1. As with most intra-Republican squabbles, the primary fight between Simpson and Woodfill was about tactics and strategy, not philosophy. Paul Simpson won’t publicly back an opponent to Sarah Davis for voting against an anti-abortion bill, and he wouldn’t have recruited people to be plaintiffs in a lawsuit against the city of Houston and its revised policy on spousal benefits, but that doesn’t make him or his party pro-choice or pro-equality, and it certainly isn’t a leading indicator for the rest of the state. It’s because Simpson believes that de-emphasizing social issues will help Republicans win races in Harris County. It’s a perfectly reasonable approach, but in the year of Dan Patrick it’s hard to say how much effect it will have.
2. I doubt there will be any lingering effects from the Simpson-Woodfill primary this year. Democrats had no trouble getting back on the same page after the Obama-Clinton primary of 2008, and I expect the same for the Harris County GOP. Nothing unifies like a common enemy, and the nice thing about having our primaries so early in the year is that we have plenty of time to remind ourselves who our real opponents are afterward.
3. That said, factions and rivalries will not just go away.
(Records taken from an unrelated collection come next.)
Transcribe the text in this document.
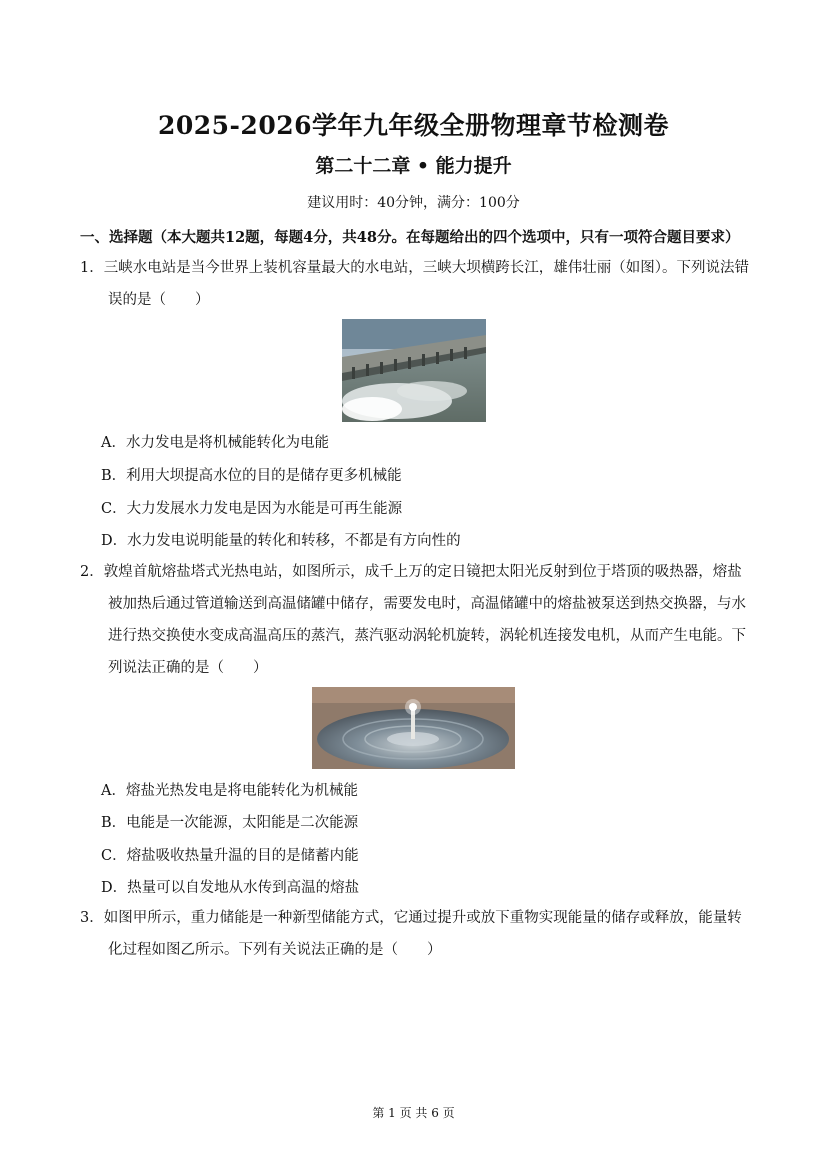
2025-2026学年九年级全册物理章节检测卷
第二十二章 • 能力提升
建议用时：40分钟，满分：100分
一、选择题（本大题共12题，每题4分，共48分。在每题给出的四个选项中，只有一项符合题目要求）
1．三峡水电站是当今世界上装机容量最大的水电站，三峡大坝横跨长江，雄伟壮丽（如图）。下列说法错
误的是（　　）
A．水力发电是将机械能转化为电能
B．利用大坝提高水位的目的是储存更多机械能
C．大力发展水力发电是因为水能是可再生能源
D．水力发电说明能量的转化和转移，不都是有方向性的
2．敦煌首航熔盐塔式光热电站，如图所示，成千上万的定日镜把太阳光反射到位于塔顶的吸热器，熔盐
被加热后通过管道输送到高温储罐中储存，需要发电时，高温储罐中的熔盐被泵送到热交换器，与水
进行热交换使水变成高温高压的蒸汽，蒸汽驱动涡轮机旋转，涡轮机连接发电机，从而产生电能。下
列说法正确的是（　　）
A．熔盐光热发电是将电能转化为机械能
B．电能是一次能源，太阳能是二次能源
C．熔盐吸收热量升温的目的是储蓄内能
D．热量可以自发地从水传到高温的熔盐
3．如图甲所示，重力储能是一种新型储能方式，它通过提升或放下重物实现能量的储存或释放，能量转
化过程如图乙所示。下列有关说法正确的是（　　）
第 1 页 共 6 页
Steven Hotze and Gary Polland aren’t going to stop doing their pay-to-play endorsements because there’s a new party Chair. They just won’t have the imprimatur of the party itself. I suspect that won’t bother them too much. Don’t be surprised if they continue pushing their own slate in 2016.
4. Along those lines, there’s some danger for Simpson if this winds up being a good year for Democrats in Harris County. His campaign was based on the idea that Woodfill’s tactics were holding Republicans back. If a bunch of Republican judges and incumbents like Stan Stanart and Orlando Sanchez wind up losing this fall, his opponents are sure to be quick with the see-I-told-you-so’s.
5. Finally, I confess I have a certain amount of sympathy for Woodfill in re Sarah Davis. It’s smart politics to be tolerant of some heresy from incumbents in tight districts or parts of the state that themselves are not in sync with prevailing opinion. But that doesn’t mean you have to like it, and that doesn’t mean you can’t chide them when they reinforce the other side’s talking points. A Democratic legislator that supported the repeal of the Affordable Care Act would be roundly and rightfully criticized, and I’m sure folks will have long memories about the Democrats that voted for HB2, even if none of them suffered any consequences for it this time. Speaking as a parent, if your kid misbehaves badly enough in public you sometimes do have to discipline them, or at least admonish them, in public. It’s never a pleasant experience, and there are right ways and wrong ways to go about it, but ya gotta do what ya gotta do.
Jared Woodfill doesn’t deserve anyone’s sympathy after reducing the whole GLBT diaspora to sodomites. He deserved to lose his seat in the leadership.
I agree with Texas Leftist. GLBT people were always the whipping boy for everything wrong in Houston. I resent the demonization. Like a lot of people in politics, Jared Woodfill seems like a none-too-subtle opportunist.